KiCAD-GPT is here

I’ve been experimenting with a Beta version of KiCAD that adds an AI based interface to the a popular electronics design application.

It has been trained on example circuits found in datasheets, old magazines and discussion forums. Rather than needing to manually design circuits, its easy to use text based interface allows you to simply request the circuit you desire. So I put it to work creating the classic “hello world” of the electronics world, the blinking LED.

The results were quite remarkable, a fully operational circuit was created in response to a simple prompt. I have quite an old PC with an i3 processor and it took about 4 hours to compute the new circuit. But with a newer processor you should see better performance. And it did take a few attempts to get the AI to understand exactly what I was asking for.

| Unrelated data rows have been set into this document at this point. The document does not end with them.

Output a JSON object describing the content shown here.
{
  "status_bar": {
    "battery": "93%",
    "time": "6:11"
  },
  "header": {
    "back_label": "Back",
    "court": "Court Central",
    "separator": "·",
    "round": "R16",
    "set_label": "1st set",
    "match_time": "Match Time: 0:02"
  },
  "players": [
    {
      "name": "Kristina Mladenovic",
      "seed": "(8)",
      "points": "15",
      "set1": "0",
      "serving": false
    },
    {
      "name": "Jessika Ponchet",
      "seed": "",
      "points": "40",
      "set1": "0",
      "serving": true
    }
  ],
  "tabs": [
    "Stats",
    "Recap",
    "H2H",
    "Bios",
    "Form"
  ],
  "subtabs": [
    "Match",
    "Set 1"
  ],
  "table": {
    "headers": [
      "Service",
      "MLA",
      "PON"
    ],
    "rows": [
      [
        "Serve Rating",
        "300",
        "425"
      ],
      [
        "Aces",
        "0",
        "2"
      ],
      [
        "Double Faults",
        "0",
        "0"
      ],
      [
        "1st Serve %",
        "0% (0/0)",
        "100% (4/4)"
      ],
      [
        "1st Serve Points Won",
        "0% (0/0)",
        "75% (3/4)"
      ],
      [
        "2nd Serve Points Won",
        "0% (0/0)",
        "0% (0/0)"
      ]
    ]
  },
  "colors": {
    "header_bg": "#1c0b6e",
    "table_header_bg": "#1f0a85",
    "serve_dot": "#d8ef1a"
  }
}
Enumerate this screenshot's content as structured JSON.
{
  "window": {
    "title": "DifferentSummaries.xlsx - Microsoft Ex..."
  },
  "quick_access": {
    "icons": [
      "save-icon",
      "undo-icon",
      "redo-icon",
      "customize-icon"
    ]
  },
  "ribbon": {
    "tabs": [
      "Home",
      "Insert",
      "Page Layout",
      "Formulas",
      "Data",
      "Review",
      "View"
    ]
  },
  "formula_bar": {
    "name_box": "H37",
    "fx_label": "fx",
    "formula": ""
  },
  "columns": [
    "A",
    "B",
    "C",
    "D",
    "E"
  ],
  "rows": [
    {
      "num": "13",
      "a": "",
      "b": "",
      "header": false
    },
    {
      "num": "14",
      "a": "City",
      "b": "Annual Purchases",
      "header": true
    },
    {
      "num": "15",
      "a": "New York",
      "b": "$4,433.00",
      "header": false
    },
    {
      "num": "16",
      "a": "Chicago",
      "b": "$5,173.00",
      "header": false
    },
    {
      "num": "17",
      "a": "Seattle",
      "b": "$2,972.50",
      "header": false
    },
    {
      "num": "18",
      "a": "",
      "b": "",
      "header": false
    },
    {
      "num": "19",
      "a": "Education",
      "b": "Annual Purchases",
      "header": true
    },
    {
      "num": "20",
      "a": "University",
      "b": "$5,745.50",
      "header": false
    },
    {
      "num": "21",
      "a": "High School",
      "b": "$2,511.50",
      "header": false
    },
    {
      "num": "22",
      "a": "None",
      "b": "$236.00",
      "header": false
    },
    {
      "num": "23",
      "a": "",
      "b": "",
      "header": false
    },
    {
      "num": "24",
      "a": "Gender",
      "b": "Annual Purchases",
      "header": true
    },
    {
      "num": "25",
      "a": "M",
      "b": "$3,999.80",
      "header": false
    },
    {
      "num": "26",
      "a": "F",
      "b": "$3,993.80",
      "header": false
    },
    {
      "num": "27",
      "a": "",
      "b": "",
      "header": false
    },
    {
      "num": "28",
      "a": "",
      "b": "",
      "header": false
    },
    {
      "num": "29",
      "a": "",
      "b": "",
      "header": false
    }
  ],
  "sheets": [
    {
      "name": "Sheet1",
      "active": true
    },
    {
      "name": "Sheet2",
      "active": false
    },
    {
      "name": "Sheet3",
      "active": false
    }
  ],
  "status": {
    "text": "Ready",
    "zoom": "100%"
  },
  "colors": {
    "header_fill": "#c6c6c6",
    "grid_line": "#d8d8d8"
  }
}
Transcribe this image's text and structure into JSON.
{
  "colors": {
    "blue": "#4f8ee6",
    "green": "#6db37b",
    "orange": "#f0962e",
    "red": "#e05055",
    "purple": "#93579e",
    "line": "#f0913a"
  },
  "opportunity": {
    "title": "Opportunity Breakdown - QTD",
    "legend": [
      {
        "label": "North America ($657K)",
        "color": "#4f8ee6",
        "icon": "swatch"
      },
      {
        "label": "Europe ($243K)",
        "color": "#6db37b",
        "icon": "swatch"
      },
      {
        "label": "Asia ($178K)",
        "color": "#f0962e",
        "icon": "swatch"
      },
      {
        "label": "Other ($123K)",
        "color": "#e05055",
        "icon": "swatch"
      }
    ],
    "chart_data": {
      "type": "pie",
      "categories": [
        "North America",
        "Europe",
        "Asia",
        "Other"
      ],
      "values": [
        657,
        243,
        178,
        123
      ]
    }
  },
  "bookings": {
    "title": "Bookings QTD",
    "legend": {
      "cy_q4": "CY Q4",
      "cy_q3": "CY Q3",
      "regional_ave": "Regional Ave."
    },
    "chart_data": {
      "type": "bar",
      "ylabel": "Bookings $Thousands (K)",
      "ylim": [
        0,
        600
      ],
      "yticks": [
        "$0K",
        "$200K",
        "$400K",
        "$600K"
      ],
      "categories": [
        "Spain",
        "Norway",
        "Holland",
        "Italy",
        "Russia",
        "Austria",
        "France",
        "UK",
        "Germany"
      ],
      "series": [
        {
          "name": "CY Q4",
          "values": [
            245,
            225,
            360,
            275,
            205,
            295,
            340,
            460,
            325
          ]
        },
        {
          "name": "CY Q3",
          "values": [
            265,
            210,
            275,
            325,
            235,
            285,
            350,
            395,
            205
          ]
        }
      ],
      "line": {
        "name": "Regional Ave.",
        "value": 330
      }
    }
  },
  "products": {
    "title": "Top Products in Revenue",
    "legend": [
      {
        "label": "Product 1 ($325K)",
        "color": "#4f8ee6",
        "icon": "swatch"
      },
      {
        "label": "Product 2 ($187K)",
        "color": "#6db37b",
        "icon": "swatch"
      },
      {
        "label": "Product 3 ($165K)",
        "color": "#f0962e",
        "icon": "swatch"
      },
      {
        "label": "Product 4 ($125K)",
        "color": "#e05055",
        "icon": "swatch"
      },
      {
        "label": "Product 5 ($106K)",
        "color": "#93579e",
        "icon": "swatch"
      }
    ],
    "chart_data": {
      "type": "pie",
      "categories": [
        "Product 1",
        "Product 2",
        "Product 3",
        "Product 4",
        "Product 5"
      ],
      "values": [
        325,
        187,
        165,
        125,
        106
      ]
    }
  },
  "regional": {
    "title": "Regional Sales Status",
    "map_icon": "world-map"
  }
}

A screen shot of the Ki-GPT interface, the engineer has requested an Arduino compatible microcontroller and the AI has provided a 555 timer.

Unfortunately auto-routing is not currently working and it does have a tendency to prefer older components. So I’m not sure it is going to replace the electronics design engineer just yet.

But it is just a first version and I’m sure it will improve with future releases.

8 thoughts on “KiCAD-GPT is here

  1. Edward Coventry says:

    was this April fools?

    • Hi Edward, yes I’m afraid that the articles marked APR1 are there for your amusement rather than providing facts.

      • Greg says:

        Bad idea with this type of fools…sad.

        • Hey Greg, I appreciate your feedback, I add an APR1 article most years so you should be able to avoid the future ones.

          I think AI is going to be one of the biggest hype bubbles and it could burst soon, hence this article is making a mockery of all those companies who have just added AI without thinking “why”. And also a slight dig at those who always suggest a 555 is the answer to all problems.

          KiCAD is open source so you can always add in your own AI add-in if you really think that might be something that would be useful.

  2. André Fiedler says:

    Hey that looks really promising! Did you see flux.ai ? Maybe some of their stuff can be implemented into KiCAD, too.

    greetings,
    André

    • Sorry Andre this was a spoof article from April 1st, playing on the “should have used a 555” comments we get on forums. Flux.AI has a lot of potential. It has the disadvantage of being online which could lead to users being locked out of their designs by aggressive business tactics or risking IP leaking into the hands of competitors.

  3. MostlyOk says:

    I’m a developer that works on AI integrations like this. Whenever this was originally written, LLMs (AI) was interesting, but still bad at everything. Current gen AI is VERY capable of assisting even beginners with PCB design. In fact, I’m currently learning PCB design as a hobby, and almost everything I know I’ve learned from ChatGPT, or something it sent me to. It’s also remarkably good and reading images of PCBs, better than I am anyhow.

    … and this technology will be 10x better in two more years. Honestly, everyone should stop all other development and be all over this.

    AI is going to enable millions of people to do things they couldn’t do before. Including electronics design. It’s interactive knowledge to the masses.

    • The date of the post gives a strong hint to the satirical nature. Although many of the points still stand. Training data for circuits is more sparse than for code so that will constrain the components used. As an LLM does understand electronics but is repeating patterns, by itself won’t necessarily spot that in my example a key pin is not connected. This can be fixed by passing the output through the electronic equivalent of a Lint tool e.g. a design rule check. I’m sure things have improved in the last couple of years but I suspect this area will develop more slowly than areas like natural language, images and code.